Le foglie della memoria sembravano produrre
un addolorato fruscio nell'oscurità
(Henry Wadsworth Longfellow)
Away from Her-Lontano da lei è un film toccante e commovente, senza mai cadere tuttavia nel melenso o in sprechi di retorica. La materia è peraltro dura: lo svanire della memoria del mondo, delle cose che ci circondano e di sé e, con tale perdita progressiva e degenerativa, anche di quella dei sentimenti. La causa? Il terribile Morbo di Alzheimer.
Grant (Gordon Pinsent) e Fiona (splendida l'interpretazione di Julie Christie) sono due coniugi canadesi, la cui vita comune si misura quasi sul mezzo secolo, quando lei è colta dai primi sintomi della malattia. Ricoverata, giocoforza, in una clinica, in seguito a una scelta condivisa – poiché del male, chi ne soffre, ha coscienza –, Fiona non può ricevere alcuna visita, neppure dal marito, per almeno trenta giorni. Ciò al fine di consentire, secondo un preciso disegno terapeutico, la possibilità che la persona ricoverata meglio si adatti alla nuova situazione. Dopo il mese di lontananza, i primi in tal senso mai vissuti nella loro vita familiare, alla puntualissima visita di Grant Fiona stenta quasi a riconoscere l'uomo con cui ha diviso nell'arco di quarantaquattro anni d'esistenza insieme piccole e grandi gioie e dolori. Nel contempo la donna, nell'ovattato oblio della malattia, coi ricordi che vanno e vengono come in uno strano e malinconico valzer, si è affezionata, perfettamente ricambiata, a un altro ospite della clinica, l'uno centro del mondo all'altro.
Facile immaginare il dramma di Grant, che però non abbandona la moglie, fra antichi sensi di colpa – s'indovina una sua non irreprensibile condotta al tempo in cui era un docente universitario di Mitologia Norrena e le studentesse pendevano dalle sue labbra –, i moti di un puro amore e la pur faticosa comprensione per la situazione creatasi. Il suo agire rimane delicato, nonostante la divorante sofferenza e il travaglio interiore.
La vicenda si svolge fra il presente e una serie di flashback su passati nitidi o sgranati. E magistrale risulta la conduzione da parte della giovanissima Sarah Polley, regista alla sua prima, e più che convincente, prova. La Polley, nota in precedenza per la sua attività d'attrice, è anche autrice della sceneggiatura, non originale in quanto il film è tratto dal racconto The bear came over the mountain di Alice Munro.
Away from Her è una pellicola mai sopra le righe: la cifra stilistica non ha una sbavatura, i dialoghi sono perfetti, ogni verità psicologica è rispettata e portata sullo schermo con discrezione, senza che ciò costituisca un filtro che possa impoverire la narrazione. Una storia di dolore, ma anche di devozione, in cui... Omnia vincit amor, pur senza trionfalismi né patetismi né finali consolatori.

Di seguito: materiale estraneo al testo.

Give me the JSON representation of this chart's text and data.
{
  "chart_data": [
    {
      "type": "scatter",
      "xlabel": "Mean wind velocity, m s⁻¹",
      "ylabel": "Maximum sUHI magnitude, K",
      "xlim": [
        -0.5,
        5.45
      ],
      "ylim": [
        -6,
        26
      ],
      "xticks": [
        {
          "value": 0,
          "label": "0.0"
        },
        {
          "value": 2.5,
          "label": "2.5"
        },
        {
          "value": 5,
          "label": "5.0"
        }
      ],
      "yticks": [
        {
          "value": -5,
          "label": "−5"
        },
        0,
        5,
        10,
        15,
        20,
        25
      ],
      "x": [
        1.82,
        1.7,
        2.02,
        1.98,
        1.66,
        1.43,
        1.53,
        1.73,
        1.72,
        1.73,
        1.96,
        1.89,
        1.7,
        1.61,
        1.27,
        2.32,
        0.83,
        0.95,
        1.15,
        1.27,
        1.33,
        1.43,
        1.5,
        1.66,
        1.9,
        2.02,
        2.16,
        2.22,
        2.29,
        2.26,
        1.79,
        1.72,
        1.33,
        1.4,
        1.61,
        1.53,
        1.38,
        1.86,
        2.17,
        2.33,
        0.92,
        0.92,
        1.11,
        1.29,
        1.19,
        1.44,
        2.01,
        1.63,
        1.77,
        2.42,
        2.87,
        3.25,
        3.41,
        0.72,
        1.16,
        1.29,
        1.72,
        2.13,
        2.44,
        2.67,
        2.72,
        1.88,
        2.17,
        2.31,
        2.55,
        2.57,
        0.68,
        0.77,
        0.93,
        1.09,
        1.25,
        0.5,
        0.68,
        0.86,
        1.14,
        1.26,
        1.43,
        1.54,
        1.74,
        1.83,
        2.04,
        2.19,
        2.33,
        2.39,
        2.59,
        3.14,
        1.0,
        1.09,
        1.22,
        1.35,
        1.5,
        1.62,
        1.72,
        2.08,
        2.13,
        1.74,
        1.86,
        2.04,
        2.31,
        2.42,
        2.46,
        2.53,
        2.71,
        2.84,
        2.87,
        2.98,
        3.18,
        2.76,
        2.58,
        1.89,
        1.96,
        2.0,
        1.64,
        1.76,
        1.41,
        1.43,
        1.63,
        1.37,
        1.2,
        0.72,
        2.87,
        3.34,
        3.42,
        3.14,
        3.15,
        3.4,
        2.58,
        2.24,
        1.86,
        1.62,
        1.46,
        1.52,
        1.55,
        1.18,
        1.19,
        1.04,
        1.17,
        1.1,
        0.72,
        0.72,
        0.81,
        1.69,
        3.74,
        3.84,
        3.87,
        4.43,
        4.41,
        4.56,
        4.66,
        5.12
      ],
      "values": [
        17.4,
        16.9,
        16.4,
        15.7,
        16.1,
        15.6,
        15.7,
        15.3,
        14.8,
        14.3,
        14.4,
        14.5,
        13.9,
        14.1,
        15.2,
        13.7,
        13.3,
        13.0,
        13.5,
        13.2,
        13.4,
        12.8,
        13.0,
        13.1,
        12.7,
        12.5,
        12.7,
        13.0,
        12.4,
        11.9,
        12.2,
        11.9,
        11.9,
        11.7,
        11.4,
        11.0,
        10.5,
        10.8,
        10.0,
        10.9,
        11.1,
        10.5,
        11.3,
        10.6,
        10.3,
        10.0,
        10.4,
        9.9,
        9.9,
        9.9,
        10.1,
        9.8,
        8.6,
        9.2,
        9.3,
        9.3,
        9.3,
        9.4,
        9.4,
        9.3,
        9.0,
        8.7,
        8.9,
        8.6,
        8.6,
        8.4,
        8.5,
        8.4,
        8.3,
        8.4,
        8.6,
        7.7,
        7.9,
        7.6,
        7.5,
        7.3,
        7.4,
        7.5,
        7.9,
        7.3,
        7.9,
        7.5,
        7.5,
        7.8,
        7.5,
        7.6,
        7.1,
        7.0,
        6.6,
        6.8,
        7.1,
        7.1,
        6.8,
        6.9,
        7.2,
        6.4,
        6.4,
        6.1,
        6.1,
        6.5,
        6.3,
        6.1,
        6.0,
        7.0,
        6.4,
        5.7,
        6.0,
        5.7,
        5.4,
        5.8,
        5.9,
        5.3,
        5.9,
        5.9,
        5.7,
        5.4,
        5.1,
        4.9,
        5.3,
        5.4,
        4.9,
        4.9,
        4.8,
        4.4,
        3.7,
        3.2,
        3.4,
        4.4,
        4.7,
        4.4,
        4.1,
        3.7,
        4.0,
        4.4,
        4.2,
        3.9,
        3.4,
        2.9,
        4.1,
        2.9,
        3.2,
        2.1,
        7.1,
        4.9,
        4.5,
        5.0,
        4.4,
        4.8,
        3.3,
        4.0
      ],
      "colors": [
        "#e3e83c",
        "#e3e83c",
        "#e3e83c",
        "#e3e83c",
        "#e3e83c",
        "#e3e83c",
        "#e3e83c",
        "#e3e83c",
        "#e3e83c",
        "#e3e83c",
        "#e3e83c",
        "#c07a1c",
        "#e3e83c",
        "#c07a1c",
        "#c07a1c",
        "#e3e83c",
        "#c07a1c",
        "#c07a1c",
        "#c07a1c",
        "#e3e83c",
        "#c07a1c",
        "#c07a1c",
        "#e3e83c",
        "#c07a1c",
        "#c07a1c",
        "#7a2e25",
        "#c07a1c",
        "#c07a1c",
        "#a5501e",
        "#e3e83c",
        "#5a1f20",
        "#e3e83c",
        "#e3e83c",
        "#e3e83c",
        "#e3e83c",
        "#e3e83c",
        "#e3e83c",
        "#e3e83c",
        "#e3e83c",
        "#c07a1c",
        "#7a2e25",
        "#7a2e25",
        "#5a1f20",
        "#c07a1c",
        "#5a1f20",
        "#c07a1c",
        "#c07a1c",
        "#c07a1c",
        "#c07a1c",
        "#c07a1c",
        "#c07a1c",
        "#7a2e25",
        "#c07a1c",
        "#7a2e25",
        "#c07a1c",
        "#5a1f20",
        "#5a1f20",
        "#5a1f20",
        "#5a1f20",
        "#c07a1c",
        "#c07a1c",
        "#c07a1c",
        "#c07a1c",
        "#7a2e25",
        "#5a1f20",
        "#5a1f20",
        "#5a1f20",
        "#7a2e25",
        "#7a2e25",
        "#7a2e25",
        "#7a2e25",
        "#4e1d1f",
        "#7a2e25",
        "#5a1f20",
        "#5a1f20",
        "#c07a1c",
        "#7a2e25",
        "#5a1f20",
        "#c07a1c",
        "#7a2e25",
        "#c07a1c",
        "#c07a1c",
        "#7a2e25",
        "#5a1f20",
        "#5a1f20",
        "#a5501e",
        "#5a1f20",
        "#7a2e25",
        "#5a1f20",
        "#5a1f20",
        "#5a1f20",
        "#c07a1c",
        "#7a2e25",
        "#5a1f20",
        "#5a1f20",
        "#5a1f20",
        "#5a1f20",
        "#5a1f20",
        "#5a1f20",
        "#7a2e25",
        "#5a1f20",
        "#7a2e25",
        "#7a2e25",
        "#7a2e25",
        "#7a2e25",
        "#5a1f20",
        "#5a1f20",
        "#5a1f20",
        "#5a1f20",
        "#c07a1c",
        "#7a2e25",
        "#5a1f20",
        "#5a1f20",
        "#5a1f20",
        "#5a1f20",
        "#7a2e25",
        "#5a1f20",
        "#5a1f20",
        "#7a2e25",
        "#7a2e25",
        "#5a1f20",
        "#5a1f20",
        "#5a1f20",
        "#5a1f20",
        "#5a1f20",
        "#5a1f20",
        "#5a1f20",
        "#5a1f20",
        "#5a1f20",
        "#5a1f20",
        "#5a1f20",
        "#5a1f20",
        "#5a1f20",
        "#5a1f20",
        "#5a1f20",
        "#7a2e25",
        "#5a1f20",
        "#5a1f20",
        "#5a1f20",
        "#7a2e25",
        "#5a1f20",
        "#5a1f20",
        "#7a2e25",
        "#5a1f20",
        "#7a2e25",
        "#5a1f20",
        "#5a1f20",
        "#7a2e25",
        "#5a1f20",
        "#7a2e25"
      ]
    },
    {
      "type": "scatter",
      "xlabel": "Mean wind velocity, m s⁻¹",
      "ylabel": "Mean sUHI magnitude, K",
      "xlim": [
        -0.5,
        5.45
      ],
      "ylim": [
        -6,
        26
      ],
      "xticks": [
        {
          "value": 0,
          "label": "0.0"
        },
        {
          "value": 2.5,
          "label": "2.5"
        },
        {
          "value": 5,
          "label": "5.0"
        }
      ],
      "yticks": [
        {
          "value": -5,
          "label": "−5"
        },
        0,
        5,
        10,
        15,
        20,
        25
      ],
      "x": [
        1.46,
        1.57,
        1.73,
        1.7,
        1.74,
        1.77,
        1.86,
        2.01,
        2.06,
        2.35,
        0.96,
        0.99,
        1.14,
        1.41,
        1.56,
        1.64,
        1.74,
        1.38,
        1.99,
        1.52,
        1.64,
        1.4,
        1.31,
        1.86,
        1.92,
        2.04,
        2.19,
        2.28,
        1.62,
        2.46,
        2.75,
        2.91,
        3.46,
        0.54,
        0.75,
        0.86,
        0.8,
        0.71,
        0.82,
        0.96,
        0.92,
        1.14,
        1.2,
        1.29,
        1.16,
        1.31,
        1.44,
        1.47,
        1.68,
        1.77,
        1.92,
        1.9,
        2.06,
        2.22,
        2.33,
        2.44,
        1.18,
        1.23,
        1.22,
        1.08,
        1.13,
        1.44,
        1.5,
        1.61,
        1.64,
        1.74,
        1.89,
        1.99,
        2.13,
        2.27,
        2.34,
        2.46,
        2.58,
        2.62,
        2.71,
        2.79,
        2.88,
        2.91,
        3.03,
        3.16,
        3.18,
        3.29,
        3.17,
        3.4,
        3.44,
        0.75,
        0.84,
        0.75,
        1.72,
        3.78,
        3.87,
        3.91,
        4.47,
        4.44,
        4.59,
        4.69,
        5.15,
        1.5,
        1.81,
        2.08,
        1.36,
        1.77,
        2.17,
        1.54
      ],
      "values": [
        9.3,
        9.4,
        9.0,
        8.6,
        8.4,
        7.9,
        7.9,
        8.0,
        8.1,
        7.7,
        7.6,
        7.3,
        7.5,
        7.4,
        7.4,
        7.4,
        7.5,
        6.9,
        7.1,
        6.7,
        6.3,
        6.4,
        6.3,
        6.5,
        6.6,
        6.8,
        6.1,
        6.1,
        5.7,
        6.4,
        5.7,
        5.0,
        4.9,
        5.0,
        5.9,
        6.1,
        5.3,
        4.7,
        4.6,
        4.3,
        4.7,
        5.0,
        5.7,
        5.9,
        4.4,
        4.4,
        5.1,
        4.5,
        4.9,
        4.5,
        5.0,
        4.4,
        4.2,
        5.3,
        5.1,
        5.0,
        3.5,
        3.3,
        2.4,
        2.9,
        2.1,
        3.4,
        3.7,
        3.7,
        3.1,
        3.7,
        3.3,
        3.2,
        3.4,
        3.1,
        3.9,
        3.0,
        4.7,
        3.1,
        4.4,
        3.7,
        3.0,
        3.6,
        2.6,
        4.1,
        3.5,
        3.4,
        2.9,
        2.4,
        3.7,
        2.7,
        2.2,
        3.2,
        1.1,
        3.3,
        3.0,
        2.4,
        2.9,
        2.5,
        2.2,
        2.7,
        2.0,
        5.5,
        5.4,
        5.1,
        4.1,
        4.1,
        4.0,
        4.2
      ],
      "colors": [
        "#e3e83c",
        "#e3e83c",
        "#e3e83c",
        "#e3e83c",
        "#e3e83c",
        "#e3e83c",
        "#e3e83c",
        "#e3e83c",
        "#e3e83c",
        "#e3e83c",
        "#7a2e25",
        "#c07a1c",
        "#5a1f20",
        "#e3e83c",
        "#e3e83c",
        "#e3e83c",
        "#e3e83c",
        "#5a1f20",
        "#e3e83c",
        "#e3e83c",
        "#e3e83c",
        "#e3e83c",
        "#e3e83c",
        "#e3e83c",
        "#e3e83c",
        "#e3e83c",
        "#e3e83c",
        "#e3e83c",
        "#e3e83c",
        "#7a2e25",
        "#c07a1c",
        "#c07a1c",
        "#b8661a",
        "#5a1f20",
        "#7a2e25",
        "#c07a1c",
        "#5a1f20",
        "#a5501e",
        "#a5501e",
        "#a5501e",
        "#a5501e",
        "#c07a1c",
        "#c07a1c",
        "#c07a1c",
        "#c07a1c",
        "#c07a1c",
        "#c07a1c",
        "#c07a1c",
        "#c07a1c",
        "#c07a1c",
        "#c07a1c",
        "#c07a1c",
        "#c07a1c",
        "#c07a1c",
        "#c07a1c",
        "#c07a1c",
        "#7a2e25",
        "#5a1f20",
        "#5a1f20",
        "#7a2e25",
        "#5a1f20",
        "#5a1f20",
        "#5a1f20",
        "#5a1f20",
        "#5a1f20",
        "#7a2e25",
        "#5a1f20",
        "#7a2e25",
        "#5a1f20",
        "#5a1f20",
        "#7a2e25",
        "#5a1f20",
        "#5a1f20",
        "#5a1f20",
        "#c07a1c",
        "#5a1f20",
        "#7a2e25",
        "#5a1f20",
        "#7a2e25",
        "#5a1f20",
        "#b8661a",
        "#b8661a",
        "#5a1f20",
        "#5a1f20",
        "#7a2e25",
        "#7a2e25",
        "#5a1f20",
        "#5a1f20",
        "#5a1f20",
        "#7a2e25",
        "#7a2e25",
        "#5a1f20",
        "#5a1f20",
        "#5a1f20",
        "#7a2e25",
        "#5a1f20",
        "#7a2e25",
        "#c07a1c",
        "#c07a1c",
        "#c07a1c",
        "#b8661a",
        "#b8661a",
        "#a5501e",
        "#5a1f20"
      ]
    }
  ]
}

L'Alzheimer è una malattia tremenda, invalidante, subdola, che può far smarrire coscienza, autocoscienza e dignità, ogni profonda capacità relazionale, ma mantenendo soglie di acutissimo e perforante disagio per chi ne è colpito. Gli affetti e le vite familiari ne risultano spesso drammaticamente sconvolte, senza rimedio. Eppure, se permane empatia verso ciò che si è vissuto insieme e che nessuno e nulla potrà mai togliere...
Non era facile costruire questo film. Gran merito alla produzione e a tutto il cast, in cui spiccano anche le prove di Michael Murphy (che interpreta Aubrey, temporaneamente in clinica, il nuovo (s)oggetto dell'amore, casto e, a suo modo, con una sorta di romantica aura, di Fiona: la recitazione di Murpy è tutta psicologica, dato il silenzio cui è costretto Aubrey dalla propria patologia), Olympia Dukakis (Marian, la moglie di Aubrey) e Kristen Thomson (l'infermiera Kristy). Straordinaria, come detto, Julie Christie, che fu un'indimenticabile Lara nel Dottor Zivago diretto da David Lean e il cui leggendario fascino non è andato perduto con gli anni, neppure in questo ruolo di donna anziana e malata. Degnissimo coprotagonista, Gordon Pinsent.
«È uno sguardo non tradizionale sull'amore e sul fluire della vita», ha dichiarato la Dukakis, che è stata anche portavoce della Alzheimer's Association negli Stati Uniti. «Pensiamo che le cose finiscano, ma in realtà la vita continua a reinventare se stessa».